Materials & Design (Jul 2024)
Numerical simulation and experimental investigation of the molten pool evolution and defects formation mechanism of Selective laser melted CuSn20/Diamond composites
Abstract
Some defects such as small pores, thermal damage of diamond particle and micro-cracks between diamond and metal matrix existed in SLM-fabricated metal-bonded diamond tools. For further application, it is vital to understand the formation mechanism of such defects by SLM-fabricated parameters. In this work, a multiphysics field numerical simulation model based on computational fluid dynamics (CFD) was developed to investigate molten pool evolution and defects formation mechanism for SLM-fabricated CuSn20-bonded diamond composites. From simulation results, the metal particles melt and flow forward under the action of the laser. Also, the presence of diamond particles can obstruct the normal flow of melted CuSn20 fluid. Increasing the laser power can widen and stabilize the molten pool, however, exacerbate the thermal damage of diamond particles.

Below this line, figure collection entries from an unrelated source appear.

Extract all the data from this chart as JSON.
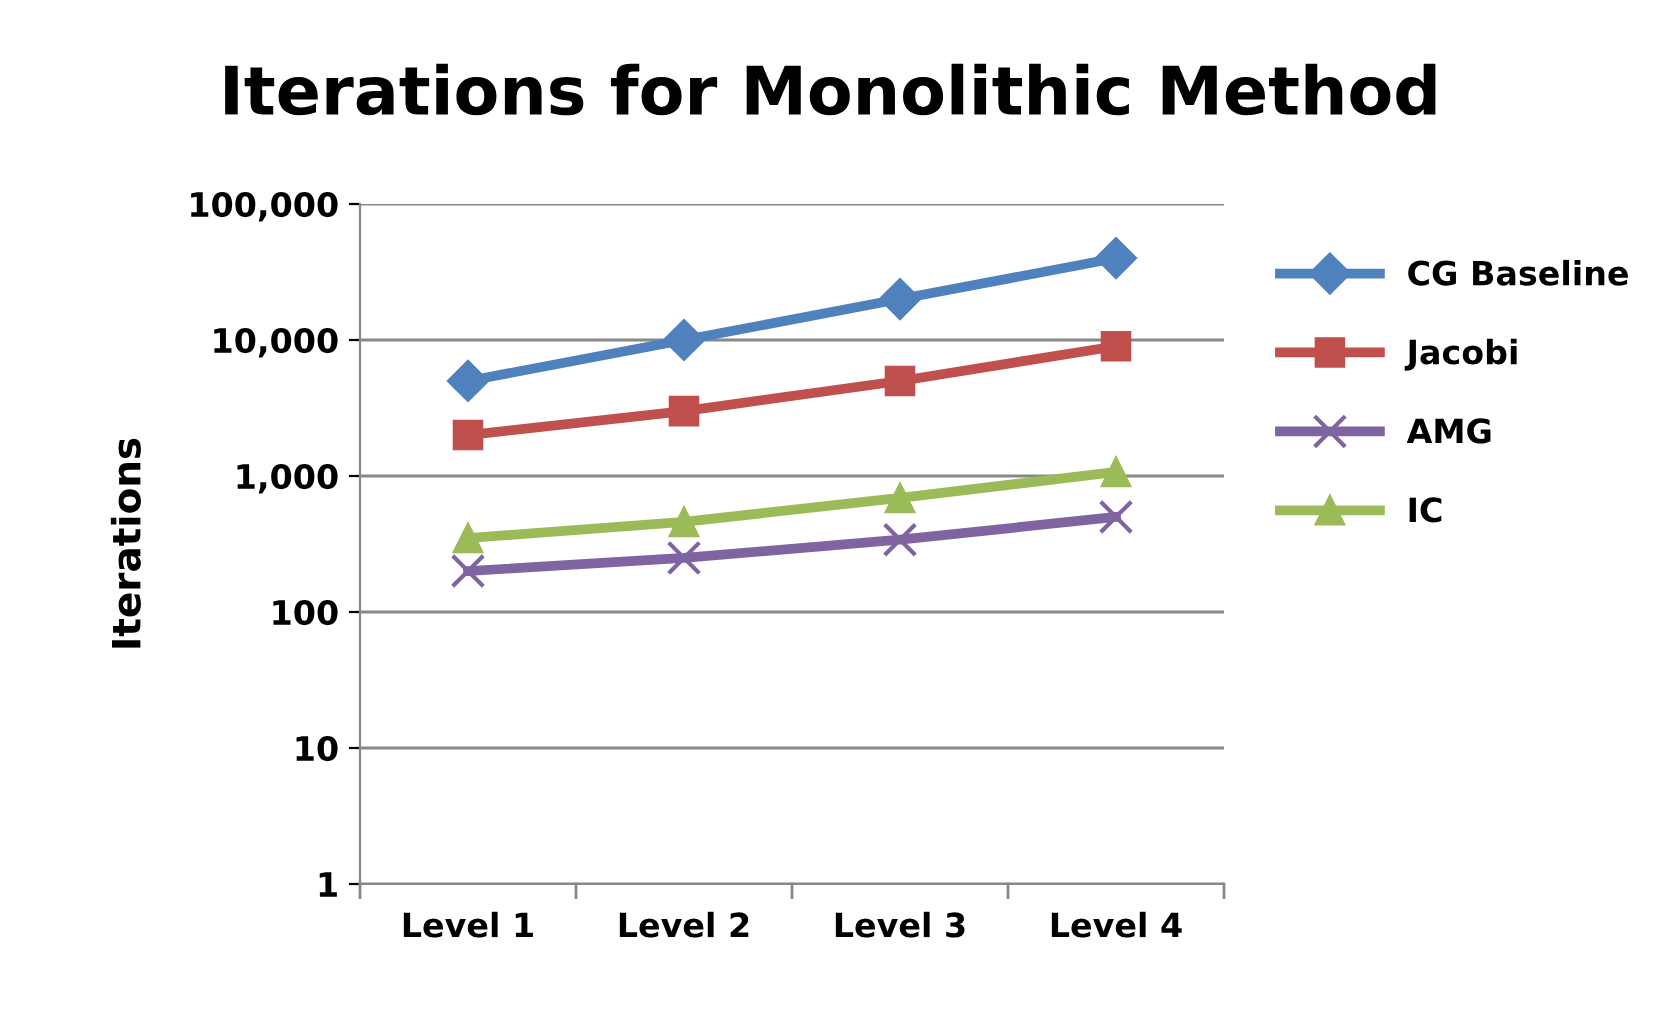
{
  "chart_data": {
    "type": "line",
    "title": "Iterations for Monolithic Method",
    "ylabel": "Iterations",
    "categories": [
      "Level 1",
      "Level 2",
      "Level 3",
      "Level 4"
    ],
    "series": [
      {
        "name": "CG Baseline",
        "color": "#4f81bd",
        "marker": "diamond",
        "values": [
          5000,
          10000,
          20000,
          40000
        ]
      },
      {
        "name": "Jacobi",
        "color": "#c0504d",
        "marker": "square",
        "values": [
          2000,
          3000,
          5000,
          9000
        ]
      },
      {
        "name": "AMG",
        "color": "#8064a2",
        "marker": "cross",
        "values": [
          200,
          250,
          340,
          500
        ]
      },
      {
        "name": "IC",
        "color": "#9bbb59",
        "marker": "triangle",
        "values": [
          350,
          460,
          690,
          1070
        ]
      }
    ],
    "log": "y",
    "ylim": [
      1,
      100000
    ],
    "yticks": [
      1,
      10,
      {
        "value": 100,
        "label": "100"
      },
      {
        "value": 1000,
        "label": "1,000"
      },
      {
        "value": 10000,
        "label": "10,000"
      },
      {
        "value": 100000,
        "label": "100,000"
      }
    ],
    "grid": "y",
    "legend": "right",
    "line_style": "solid"
  }
}
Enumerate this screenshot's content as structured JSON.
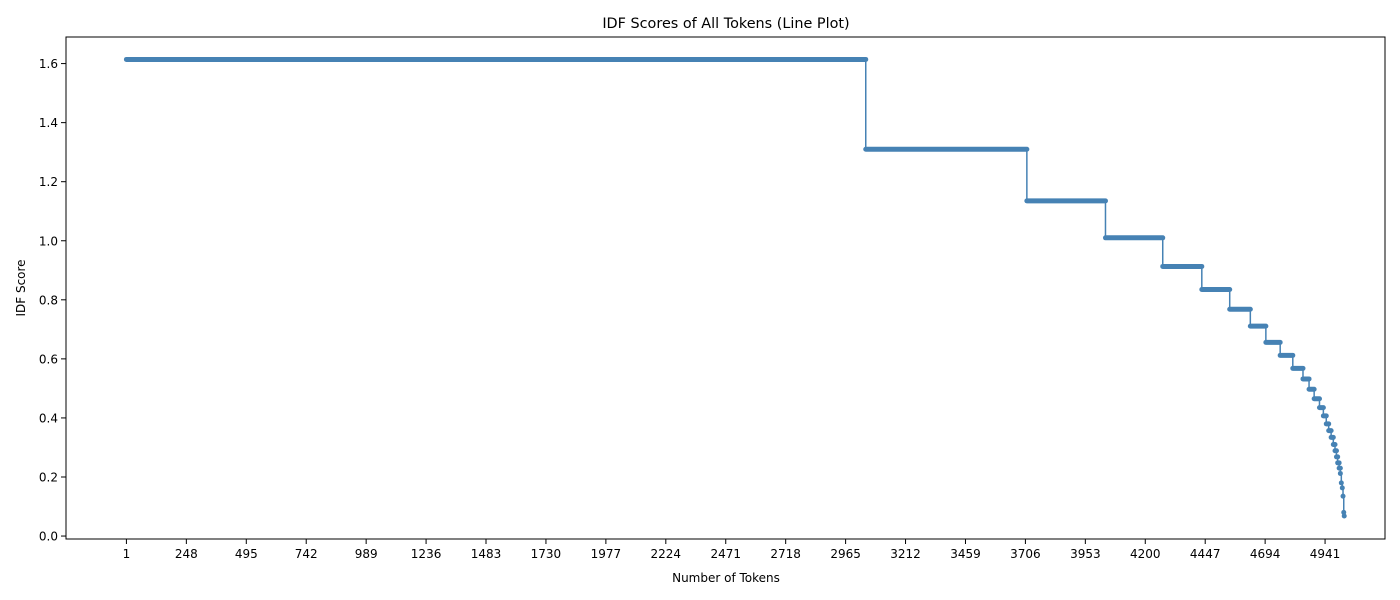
{
  "chart_data": {
    "type": "line",
    "title": "IDF Scores of All Tokens (Line Plot)",
    "xlabel": "Number of Tokens",
    "ylabel": "IDF Score",
    "xlim": [
      -248,
      5188
    ],
    "ylim": [
      -0.01,
      1.69
    ],
    "x_ticks": [
      "1",
      "248",
      "495",
      "742",
      "989",
      "1236",
      "1483",
      "1730",
      "1977",
      "2224",
      "2471",
      "2718",
      "2965",
      "3212",
      "3459",
      "3706",
      "3953",
      "4200",
      "4447",
      "4694",
      "4941"
    ],
    "y_ticks": [
      "0.0",
      "0.2",
      "0.4",
      "0.6",
      "0.8",
      "1.0",
      "1.2",
      "1.4",
      "1.6"
    ],
    "grid": false,
    "color": "#4682b4",
    "series": [
      {
        "name": "",
        "steps": [
          {
            "x_start": 1,
            "x_end": 3048,
            "y": 1.614
          },
          {
            "x_start": 3048,
            "x_end": 3712,
            "y": 1.31
          },
          {
            "x_start": 3712,
            "x_end": 4036,
            "y": 1.135
          },
          {
            "x_start": 4036,
            "x_end": 4272,
            "y": 1.01
          },
          {
            "x_start": 4272,
            "x_end": 4433,
            "y": 0.913
          },
          {
            "x_start": 4433,
            "x_end": 4548,
            "y": 0.835
          },
          {
            "x_start": 4548,
            "x_end": 4633,
            "y": 0.768
          },
          {
            "x_start": 4633,
            "x_end": 4697,
            "y": 0.711
          },
          {
            "x_start": 4697,
            "x_end": 4756,
            "y": 0.656
          },
          {
            "x_start": 4756,
            "x_end": 4808,
            "y": 0.612
          },
          {
            "x_start": 4808,
            "x_end": 4850,
            "y": 0.568
          },
          {
            "x_start": 4850,
            "x_end": 4875,
            "y": 0.532
          },
          {
            "x_start": 4875,
            "x_end": 4896,
            "y": 0.497
          },
          {
            "x_start": 4896,
            "x_end": 4918,
            "y": 0.465
          },
          {
            "x_start": 4918,
            "x_end": 4934,
            "y": 0.435
          },
          {
            "x_start": 4934,
            "x_end": 4946,
            "y": 0.407
          },
          {
            "x_start": 4946,
            "x_end": 4956,
            "y": 0.38
          },
          {
            "x_start": 4956,
            "x_end": 4966,
            "y": 0.357
          },
          {
            "x_start": 4966,
            "x_end": 4975,
            "y": 0.334
          },
          {
            "x_start": 4975,
            "x_end": 4982,
            "y": 0.31
          },
          {
            "x_start": 4982,
            "x_end": 4988,
            "y": 0.289
          },
          {
            "x_start": 4988,
            "x_end": 4993,
            "y": 0.268
          },
          {
            "x_start": 4993,
            "x_end": 4999,
            "y": 0.248
          },
          {
            "x_start": 4999,
            "x_end": 5004,
            "y": 0.23
          },
          {
            "x_start": 5004,
            "x_end": 5008,
            "y": 0.212
          },
          {
            "x_start": 5008,
            "x_end": 5012,
            "y": 0.18
          },
          {
            "x_start": 5012,
            "x_end": 5015,
            "y": 0.163
          },
          {
            "x_start": 5015,
            "x_end": 5018,
            "y": 0.135
          },
          {
            "x_start": 5018,
            "x_end": 5020,
            "y": 0.08
          },
          {
            "x_start": 5020,
            "x_end": 5021,
            "y": 0.068
          }
        ]
      }
    ]
  }
}
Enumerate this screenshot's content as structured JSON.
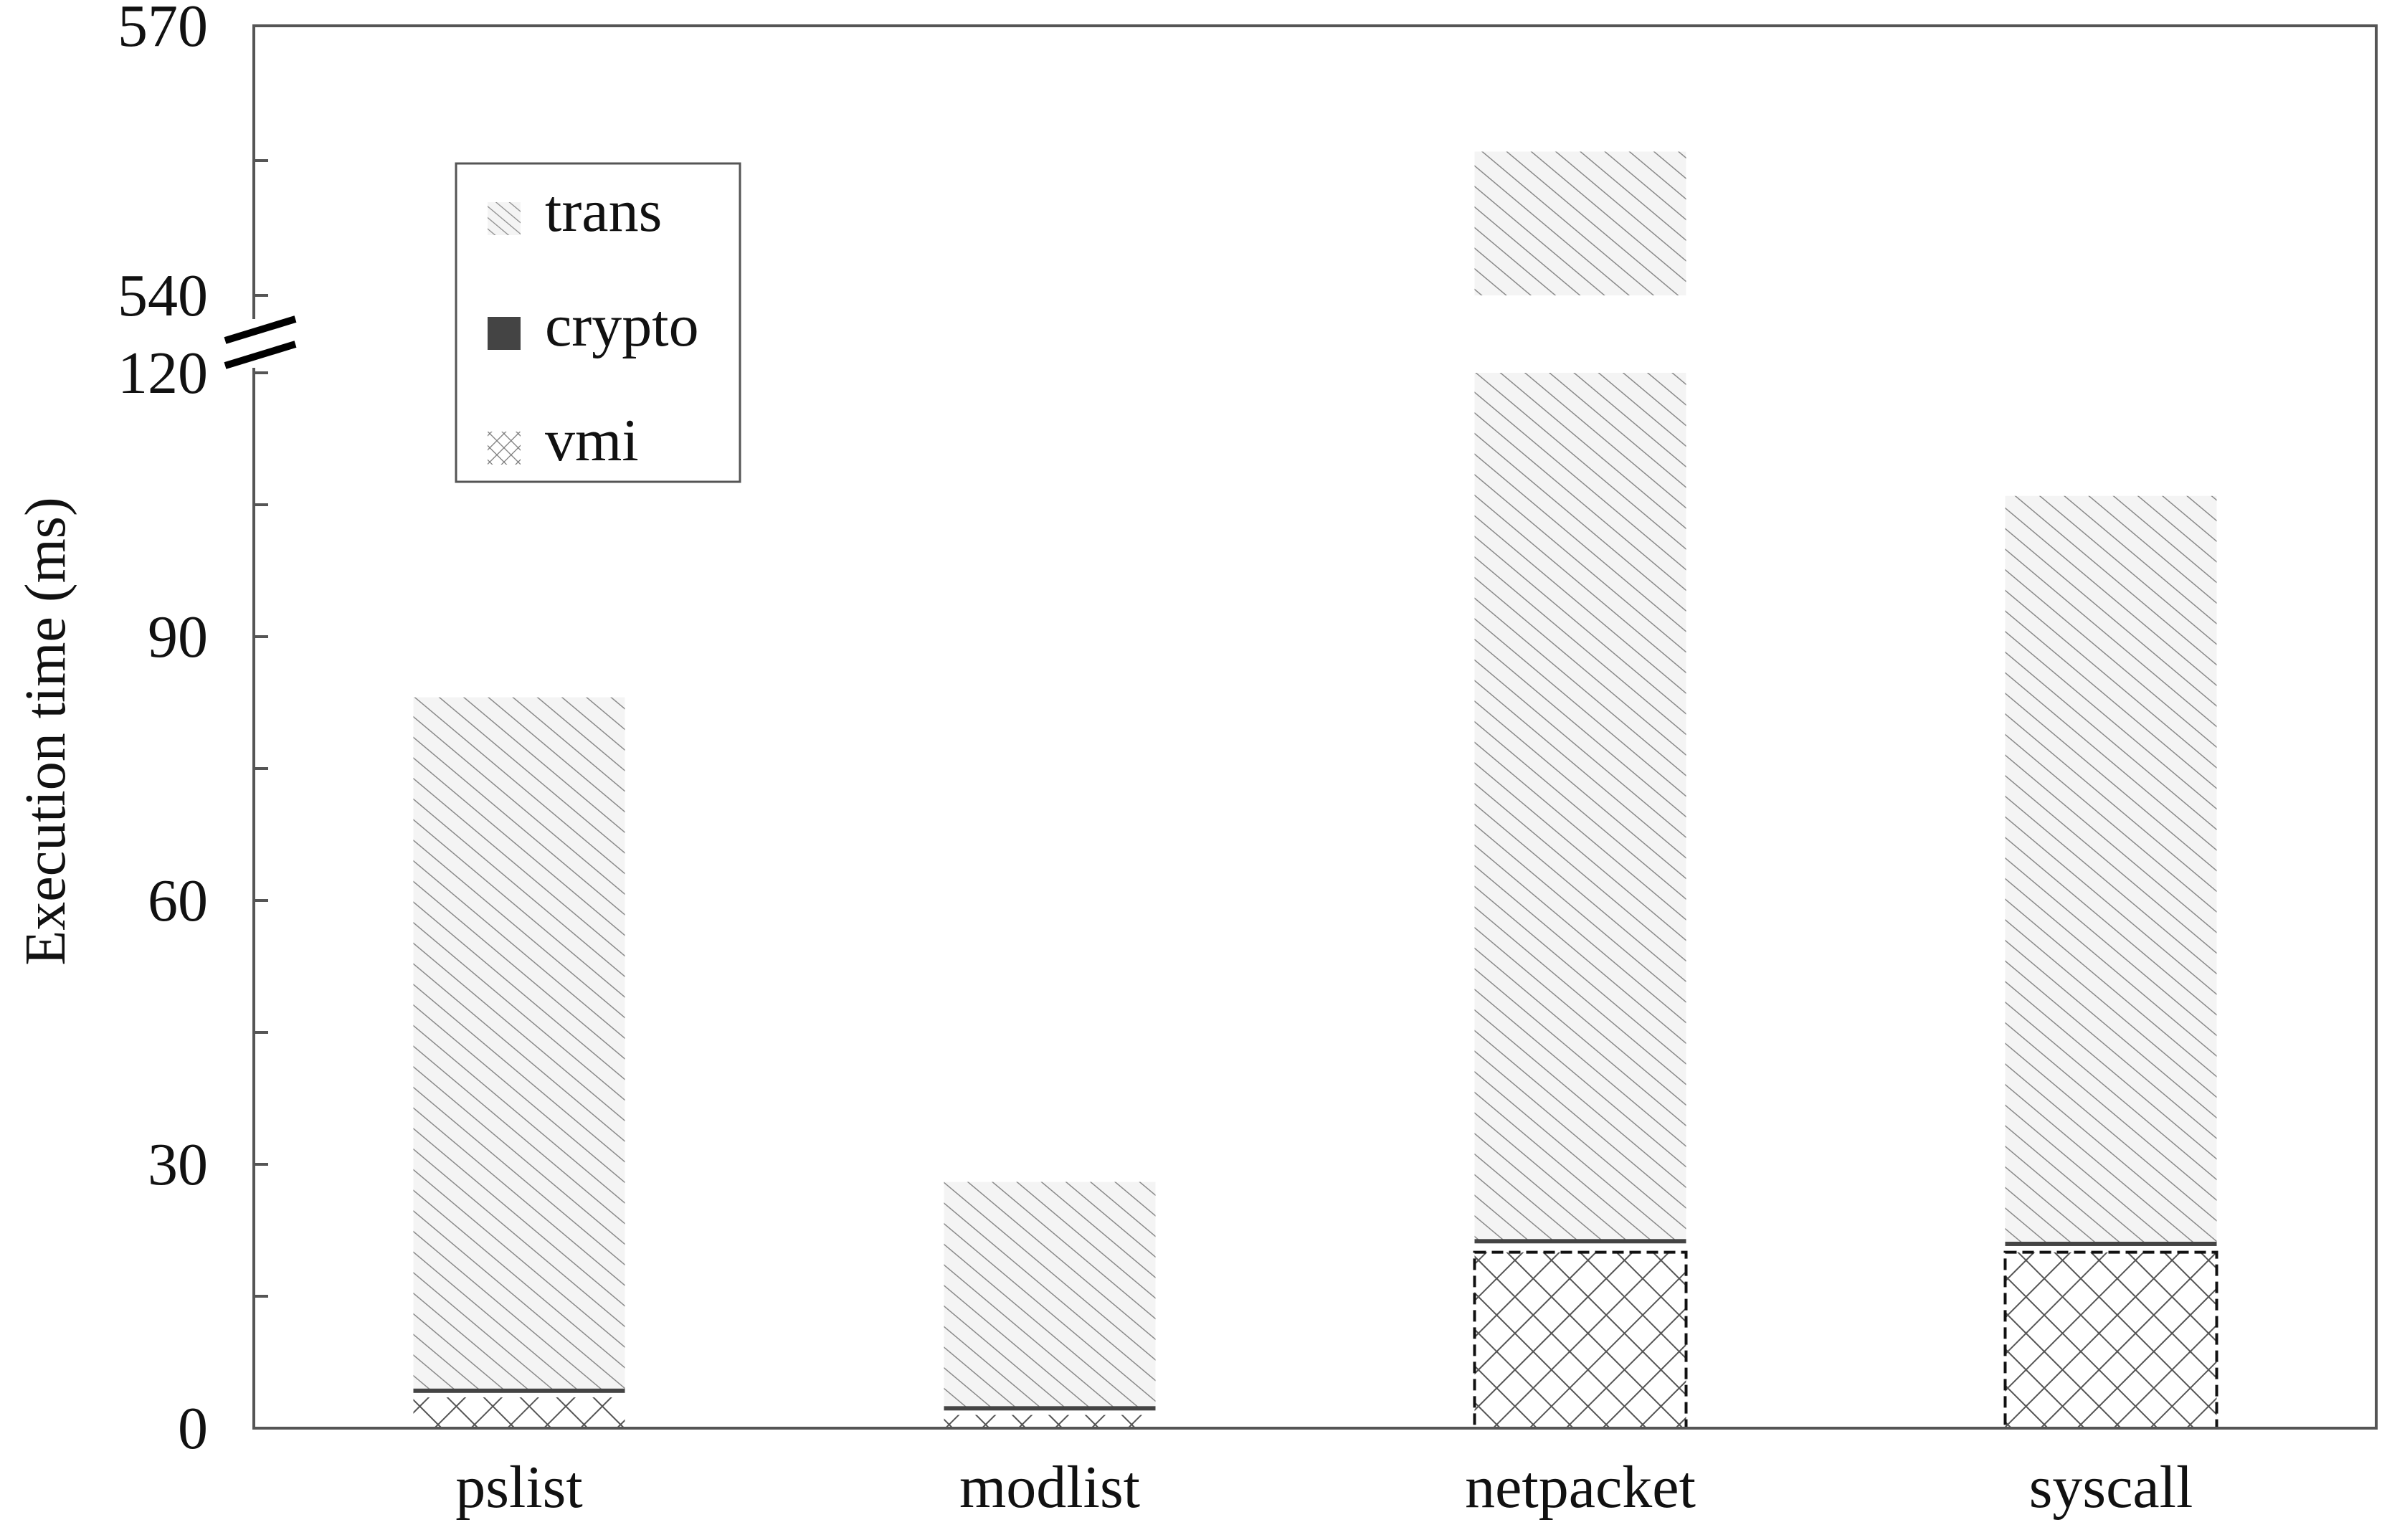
{
  "chart_data": {
    "type": "bar",
    "stacked": true,
    "categories": [
      "pslist",
      "modlist",
      "netpacket",
      "syscall"
    ],
    "series": [
      {
        "name": "vmi",
        "values": [
          3.5,
          1.5,
          20,
          20
        ],
        "color": "#888888",
        "pattern": "crosshatch"
      },
      {
        "name": "crypto",
        "values": [
          1.0,
          1.0,
          1.5,
          1.2
        ],
        "color": "#444444",
        "pattern": "solid"
      },
      {
        "name": "trans",
        "values": [
          78.6,
          25.5,
          534.5,
          84.8
        ],
        "color": "#d8d8d8",
        "pattern": "diagonal"
      }
    ],
    "ylabel": "Execution time (ms)",
    "xlabel": "",
    "ylim": [
      0,
      570
    ],
    "axis_break": [
      120,
      540
    ],
    "lower_ticks": [
      0,
      30,
      60,
      90,
      120
    ],
    "upper_ticks": [
      540,
      570
    ],
    "legend_position": "top-left",
    "legend_order": [
      "trans",
      "crypto",
      "vmi"
    ],
    "grid": false
  }
}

Specially, the migration and marginalisation of the diamond particles during the formation of molten pool were found by simulation and experimental results. Unavoidably, there are obvious gaps in the interfacial bonding region of diamond and CuSn20 due to the comprehensive reasons of thermal gradient, differences in thermophysical properties of two materials and undergo continuous migration and rotational behavior of diamond particles. These findings have potential value for understanding and optimizing the process of SLM-fabricated metal-bonded diamond tools.